En algún momento, estas palabras albergaron una infinita carga de dicha y alivio, sensación inimaginable para alguien de nuestro tiempo. ¡Tierra!, tras catorce meses de incertidumbre, de no bajar la guardia ni para dormir, de rejoneante mareo que brinda apenas tregua, y quita el apetito y la gana y disposición de leer y de escribir. ¡Tierra! Contundente aviso de que un largo y azaroso viaje ha llegado a feliz término, entiéndase por “feliz” el permanecer no sólo con vida, si acaso algunas erupciones por picaduras de mosquitos descomunales, en una época en que trasladarse de un continente a otro entraña múltiples riesgos, muy particularmente para una fémina sola. Una de las muy pocas mujeres que conoció de primera mano esta experiencia fue la ciudadana francesa Flora Célestine Therese Henriette de Tristán y Moscoso, mejor conocida por su nombre de pluma, Flora Tristán. En 1833, a los veintiséis años realiza este aventurado viaje con una idea fija: conquistar una libertad que, legalmente, le está vedada, no sólo por su sexo, también por su condición de madre y esposa: el divorcio no es una alternativa viable, no existe, y entre continuar tolerando los vejámenes físicos y psicológicos de su esposo, y ser una paria, se queda con lo último. Lo intenta primero a través de la independencia que brinda un empleo, sirviendo en cafetines para, invariablemente, ser alcanzada por el largo brazo de su esposo, André Chazal, quien no tiene empacho en golpearla en plena calle. Una vez despojada de su hijo mayor (el segundo ha muerto a los meses de nacido), opta por encargar a su hija Aline, futura madre del pintor Paul Gauguin, con una amiga de su mayor confianza y trabajar como institutriz y dama de compañía para familias inglesas, hasta reunir el dinero necesario para emprender el que podría ser su viaje definitivo con destino a Perú.
Peruana y parisina
Es muy probable que, a través del matrimonio con Chazal, propietario de la imprenta donde una Flora adolescente y huérfana de padre trabajaba como obrera colorista, pretendiera adquirir algo que un yerro burocrático le ha arrebatado: legitimidad. Hija de un coronel peruano nacido en Arequipa, miembro de la armada española y entrañable amigo de Simón Bolivar, de nombre Mariano de Tristán y Moscoso, y de una modesta joven francesa, Therese Lesnais, éstos realizaron el único trámite que consideraron pertinente para sellar su compromiso, un matrimonio eclesiástico en Bilbao, España, por lo que, “hija del amor”, Flora llega al mundo el 7 de abril de 1803, en París. Mariano pertenecía a una de las familias más aristocráticas del entonces Virreinato del Perú pero, como Flora misma, era un alma libre a quien nunca pareció importarle que su unión no fuera legítima en su país de origen, acaso por permanecer afincado en París. Su prematura muerte deja desprotegidas a su mujer e hija, de apenas cuatro años, forzadas a orillarse hasta la Place Maubert donde pasarán múltiples penurias, y Florita empieza a ganarse la vida desde niña, hasta que la proposición del pintor de veintitrés años y propietario del establecimiento para el que presta servicios, le hace creer que accederá a una vida más digna. Flora, sin embargo, pasará de sentir hambre a no respirar.
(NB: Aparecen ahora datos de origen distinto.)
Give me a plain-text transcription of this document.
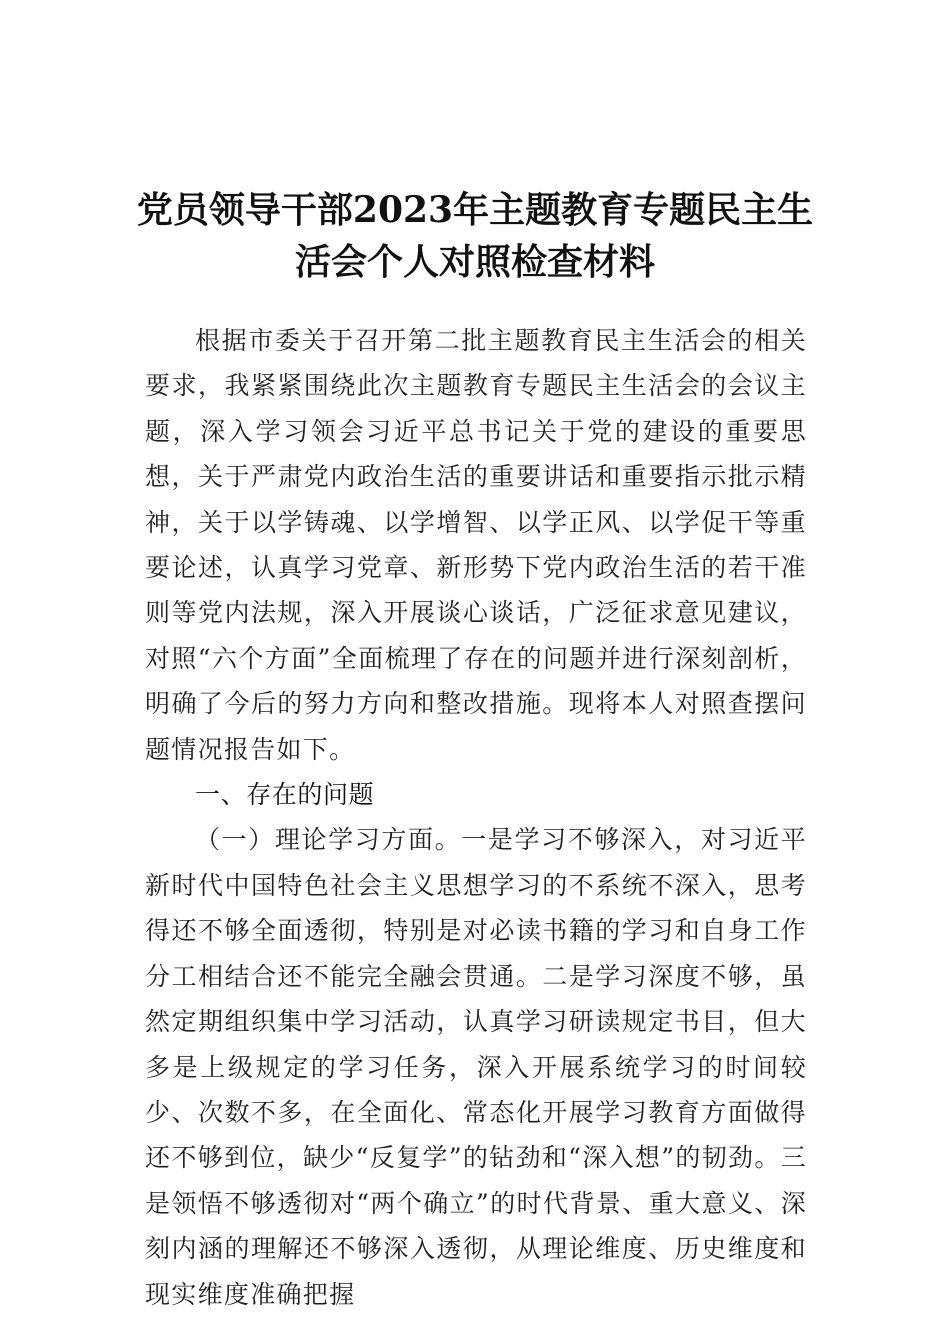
党员领导干部2023年主题教育专题民主生
活会个人对照检查材料

根据市委关于召开第二批主题教育民主生活会的相关要求，我紧紧围绕此次主题教育专题民主生活会的会议主题，深入学习领会习近平总书记关于党的建设的重要思想，关于严肃党内政治生活的重要讲话和重要指示批示精神，关于以学铸魂、以学增智、以学正风、以学促干等重要论述，认真学习党章、新形势下党内政治生活的若干准则等党内法规，深入开展谈心谈话，广泛征求意见建议，对照“六个方面”全面梳理了存在的问题并进行深刻剖析，明确了今后的努力方向和整改措施。现将本人对照查摆问题情况报告如下。

一、存在的问题

（一）理论学习方面。一是学习不够深入，对习近平新时代中国特色社会主义思想学习的不系统不深入，思考得还不够全面透彻，特别是对必读书籍的学习和自身工作分工相结合还不能完全融会贯通。二是学习深度不够，虽然定期组织集中学习活动，认真学习研读规定书目，但大多是上级规定的学习任务，深入开展系统学习的时间较少、次数不多，在全面化、常态化开展学习教育方面做得还不够到位，缺少“反复学”的钻劲和“深入想”的韧劲。三是领悟不够透彻对“两个确立”的时代背景、重大意义、深刻内涵的理解还不够深入透彻，从理论维度、历史维度和现实维度准确把握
En su novela El paraíso en la otra esquina, Mario Vargas Llosa retrata en forma descarnada la desesperada situación de la joven Flora, de la que difícilmente quedarían exentos los abusos sexuales:
Madame Tristán huía del esplendoroso pasado de Vaugirard para no ver la penuria y las miserias de la maloliente Place Maubert, hirviendo de pordioseros, vagabundos y gente de mal vivir, ni esa rue du Fouarre llena de tabernas, donde tú (Flora) habías pasado unos años de infancia que, ésos sí, recordabas muy bien. Subir y bajar las palanganas del agua, subir y bajas las bolsas de basura. Temerosa de encontrar, en la escalerita empinada de peldaños apolillados, que crujían, a ese viejo borracho de cara cárdena y nariz hinchada, el tío Giuseppe, mano larga que te ensuciaba con la mirada y, a veces, pellizcaba.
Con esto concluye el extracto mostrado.